The AI gets to observe us

Once the AI develops a sophisticated world model, that world model will likely contain information about human values. This means that a key consideration in the a posteriori stage is how we can leverage that information to determine properties of the optimization target.

Examples

  • The Pointers Problem: We want the AI to optimize for the real world things that we care about, not just our evaluation of outcomes. In order to achieve that, we need to figure out the correspondence between latent variables of our world models and the real world variables that they represent. Formalizing this correspondence in the AI’s ontology is a prerequisite for translating our preferences into criteria about which real world outcomes are desirable

  • Ontology identification: The variables or even the structure of the world model might change as the AI receives new observations, which means that if our optimization target is expressed in terms of variables of the AI’s world model, then it needs to be robust against possible changes in the way that the AI represents the world. In other words, we need to figure out how to robustly “point” to things in the territory even when our maps can change over time

  • Simulated long reflection: In addition to translating our current values to the AI’s optimization target, we might also want to use AI’s to help us find our ideal values which we would endorse upon reflection. This will become more feasible if we can isolate a mechanistic model of humans from the AI’s world model and use that to simulate our reflection process

  • Active value learning: Science isn’t just about building models using existing observations, we also take actions or conduct experiments to gain new information about the domain we’re interested in. Given that the AI’s model of us can be imperfect, how can the AI ask the right questions/​choose the right actions to gain information about our values?

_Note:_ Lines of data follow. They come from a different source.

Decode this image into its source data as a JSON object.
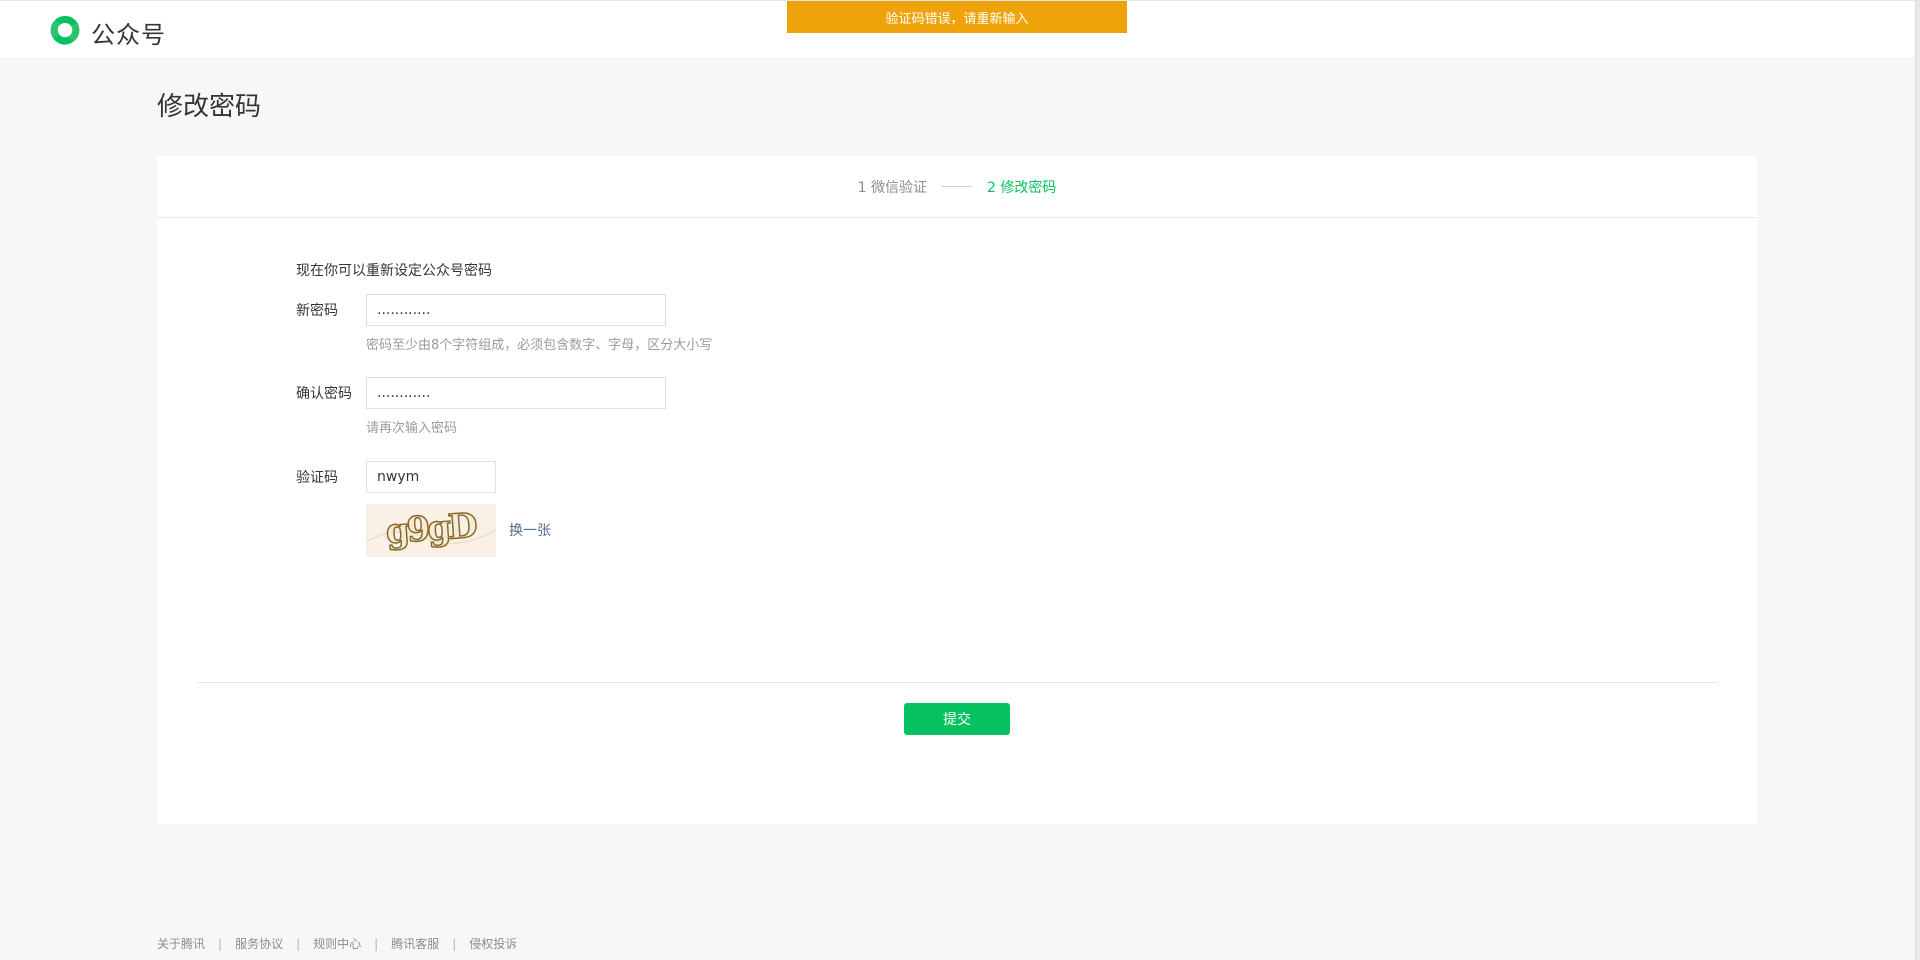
{
  "header": {
    "logo_icon": "wechat-official-account-logo-icon",
    "brand_name": "公众号"
  },
  "toast": {
    "message": "验证码错误，请重新输入",
    "color": "#eea30b"
  },
  "page": {
    "title": "修改密码"
  },
  "steps": [
    {
      "label": "1 微信验证",
      "active": false
    },
    {
      "label": "2 修改密码",
      "active": true
    }
  ],
  "form": {
    "intro": "现在你可以重新设定公众号密码",
    "new_password": {
      "label": "新密码",
      "value": "............",
      "hint": "密码至少由8个字符组成，必须包含数字、字母，区分大小写"
    },
    "confirm_password": {
      "label": "确认密码",
      "value": "............",
      "hint": "请再次输入密码"
    },
    "captcha": {
      "label": "验证码",
      "value": "nwym",
      "image_text": "g9gD",
      "refresh_label": "换一张"
    },
    "submit_label": "提交"
  },
  "footer": {
    "links": [
      "关于腾讯",
      "服务协议",
      "规则中心",
      "腾讯客服",
      "侵权投诉"
    ]
  },
  "colors": {
    "accent": "#07c160",
    "link": "#576b95",
    "warning": "#eea30b"
  }
}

  • Type signatures and true names: In order to leverage information about human values using variables in the AI’s world model, we need to be able to locate them inside the world model and interpret them in the right ways. In other words, we need to understand the type signatures of concepts such as “values” or “agents”, so that we can look for structures in the AI’s world model which match that type signature, and decode those structures correctly

We get to observe the AI’s world model

The second limitation that’s lifted when the AI starts developing a world model is that we get to inspect the world model and gain information about the AI’s ontology. This means that in addition to the AI gaining a better understanding of our values, we can also become better at designing the targeting process ourselves by understanding the AI’s world model

Examples

  • Interpretability: If we can figure out the relationship between variables in the AI’s world model and the real-world things they correspond to, we can manually design the optimization target to point to the real world things we care about

    • This can be viewed as the dual of the pointers problem, where for interpretability we are figuring out the relationship between the AI’s world model and real world, while in the pointer’s problem we want the AI to understand the relationship between latent variables in human’s world model and real world variables

  • Accelerated reflection: Although simulated long reflection should be faster than our actual reflection process, it relies on a human model which may be inaccurate, causing possible deviations from our actual reflection process. This suggests that comparative advantages are present in both using the AI’s model of our minds for reflection & using our actual minds for reflection. We might want to combine the benefits from both using techniques such as debate, market making and cyborgism

Backpropagation

Our discussions mainly focused on considerations about the targeting process, but the targeting process is entangled with the world model and the general purpose search module. This means that we should backpropagate our desiderata for the targeting process to inform design decisions about the rest of the components. For instance, if we want our optimization target to be robust to ontology shifts, we should try to design world models which are capable of modeling the world at multiple levels of abstractions and explicitly representing the relationships between different levels.